Dans ses observations finales sur le rapport de la Géorgie, le Comité note que, suite à son accession à l'indépendance en 1991, le pays a continué de faire face à un conflit interne sur une partie de son territoire. En particulier, la situation dans les républiques autoproclamées autonomes d'Abkhazie et d'Ossétie du Sud est un sujet de grave préoccupation. Pour autant, le Comité tient à rappeler qu'aucune circonstance exceptionnelle ne saurait être invoquée au regard de l'interdiction absolue de la torture. Le Comité se félicite que la Géorgie ait accédé en 2005 au Protocole facultatif se rapportant à la Convention contre la torture et qu'elle ait fait les déclarations prévues au titre des articles 21 et 22 de la Convention. Il note en outre avec satisfaction les efforts en cours dans le pays afin de réformer la législation, les politiques et les procédures, de manière à assurer une meilleure protection des droits de l'homme, . Il se félicite notamment de la révision du Code de procédure pénale qui met la législation géorgienne en conformité avec les normes internationales relatives à la définition de la torture; de l'élaboration d'un Plan d'action contre la torture; ainsi que de la signature d'un mémorandum qui permet à l'Ombudsman d'autoriser des groupes de surveillance, tels des représentants d'ONG, à entreprendre des visites inopinées dans tout lieu de détention placé sous la responsabilité du Ministère des affaires intérieures.

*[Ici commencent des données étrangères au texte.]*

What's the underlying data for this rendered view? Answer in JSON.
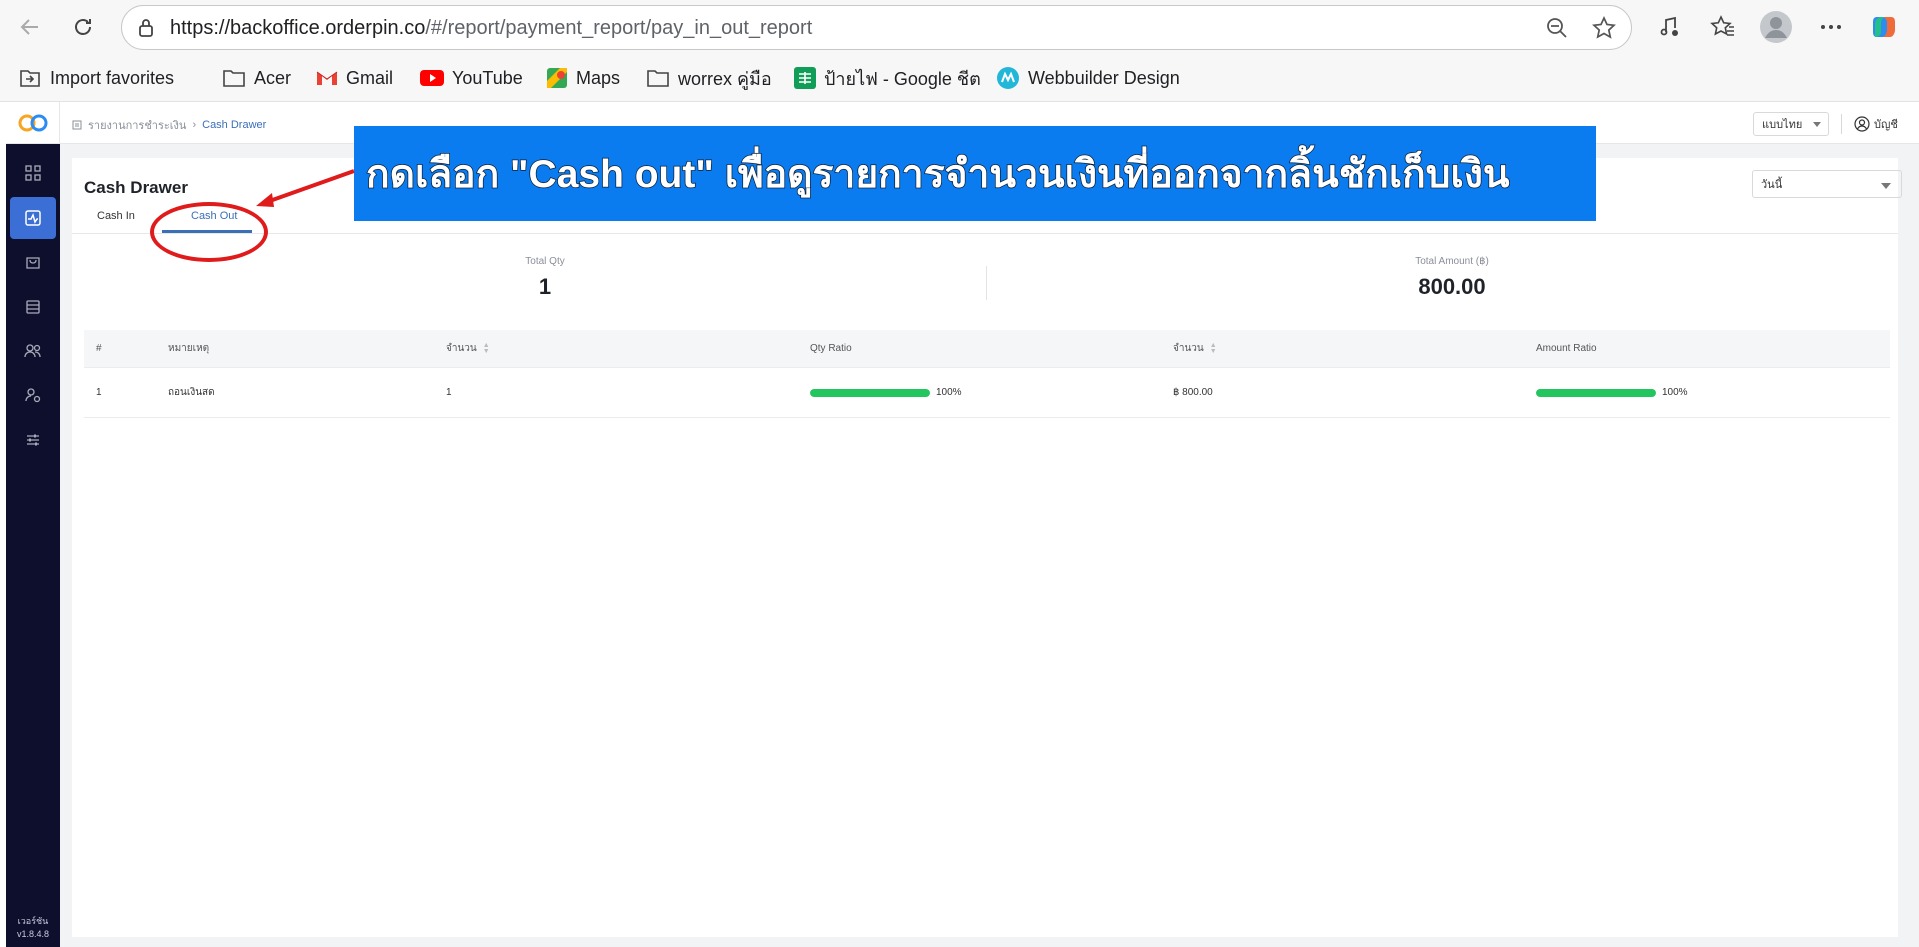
{
  "browser": {
    "url_domain": "https://backoffice.orderpin.co",
    "url_path": "/#/report/payment_report/pay_in_out_report",
    "bookmarks": [
      {
        "label": "Import favorites",
        "icon": "import-icon"
      },
      {
        "label": "Acer",
        "icon": "folder-icon"
      },
      {
        "label": "Gmail",
        "icon": "gmail-icon"
      },
      {
        "label": "YouTube",
        "icon": "youtube-icon"
      },
      {
        "label": "Maps",
        "icon": "maps-icon"
      },
      {
        "label": "worrex คู่มือ",
        "icon": "folder-icon"
      },
      {
        "label": "ป้ายไฟ - Google ชีต",
        "icon": "sheets-icon"
      },
      {
        "label": "Webbuilder Design",
        "icon": "webbuilder-icon"
      }
    ]
  },
  "header": {
    "breadcrumb_parent": "รายงานการชำระเงิน",
    "breadcrumb_current": "Cash Drawer",
    "language": "แบบไทย",
    "account": "บัญชี"
  },
  "sidebar": {
    "version_label": "เวอร์ชัน",
    "version": "v1.8.4.8"
  },
  "page": {
    "title": "Cash Drawer",
    "tabs": [
      {
        "label": "Cash In",
        "active": false
      },
      {
        "label": "Cash Out",
        "active": true
      }
    ],
    "date_filter": "วันนี้"
  },
  "summary": {
    "total_qty_label": "Total Qty",
    "total_qty": "1",
    "total_amount_label": "Total Amount (฿)",
    "total_amount": "800.00"
  },
  "table": {
    "headers": [
      "#",
      "หมายเหตุ",
      "จำนวน",
      "Qty Ratio",
      "จำนวน",
      "Amount Ratio"
    ],
    "rows": [
      {
        "index": "1",
        "note": "ถอนเงินสด",
        "qty": "1",
        "qty_ratio": 100,
        "qty_ratio_label": "100%",
        "amount": "฿ 800.00",
        "amount_ratio": 100,
        "amount_ratio_label": "100%"
      }
    ]
  },
  "annotation": {
    "text": "กดเลือก \"Cash out\" เพื่อดูรายการจำนวนเงินที่ออกจากลิ้นชักเก็บเงิน"
  },
  "colors": {
    "accent": "#3b6fb6",
    "sidebar_bg": "#0d0f2c",
    "progress": "#22c55e",
    "annotation_bg": "#0a7cf0",
    "annotation_border": "#e01b1b"
  }
}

Le Comité reste préoccupé que l'impunité et l'intimidation persistent en Géorgie, en particulier s'agissant du recours excessif à la force, y compris la torture, de la part des agents responsables de l'application des lois et ce, tout spécialement, avant et pendant l'arrestation, durant les émeutes en prison et dans le cadre de la lutte contre le crime organisé. Se disant préoccupé au sujet du recours aux assurances diplomatiques pour traiter des demandes de refoulement, d'extradition et d'expulsion de personnes accusées d'activités criminelles, le Comité affirme que le pays devrait examiner chaque cas sur une base individuelle et ne recourir à la pratique des assurances diplomatiques qu'avec beaucoup de prudence. Il se dit par ailleurs préoccupé par le nombre relativement faible de condamnations et de mesures disciplinaires prononcées à l'encontre d'agents responsables de l'application des lois au regard des nombreuses allégations de torture et autres actes cruels, inhumains ou dégradants. Il est recommandé à la Géorgie d'examiner rapidement et en profondeur toutes les allégations de torture et de mauvais traitements. Le Comité se dit préoccupé par le grand nombre de plaintes reçues de la part de détenus ainsi que par les informations selon lesquelles des agents responsables de l'application des lois portent des masques durant des raids et ne portent aucun badge d'identification, ce qui rend impossible leur identification s'ils devaient faire l'objet d'une plainte pour torture ou mauvais traitement déposée par un détenu. Le Comité est en outre particulièrement préoccupé par le grand nombre de décès soudains en détention et par l'absence d'informations précises s'agissant des causes de décès dans chacun de ces cas. Préoccupé par les mauvaises conditions de détention dans de nombreux établissements pénitentiaires ainsi que par la surpopulation qui caractérise nombre de centres de détention temporaires, le Comité affirme que la Géorgie devrait réduire encore davantage la période de détention avant jugement. Il estime aussi que le pays devrait envisager l'adoption d'une législation spécifique en matière d'indemnisation, de réparation et de restitution.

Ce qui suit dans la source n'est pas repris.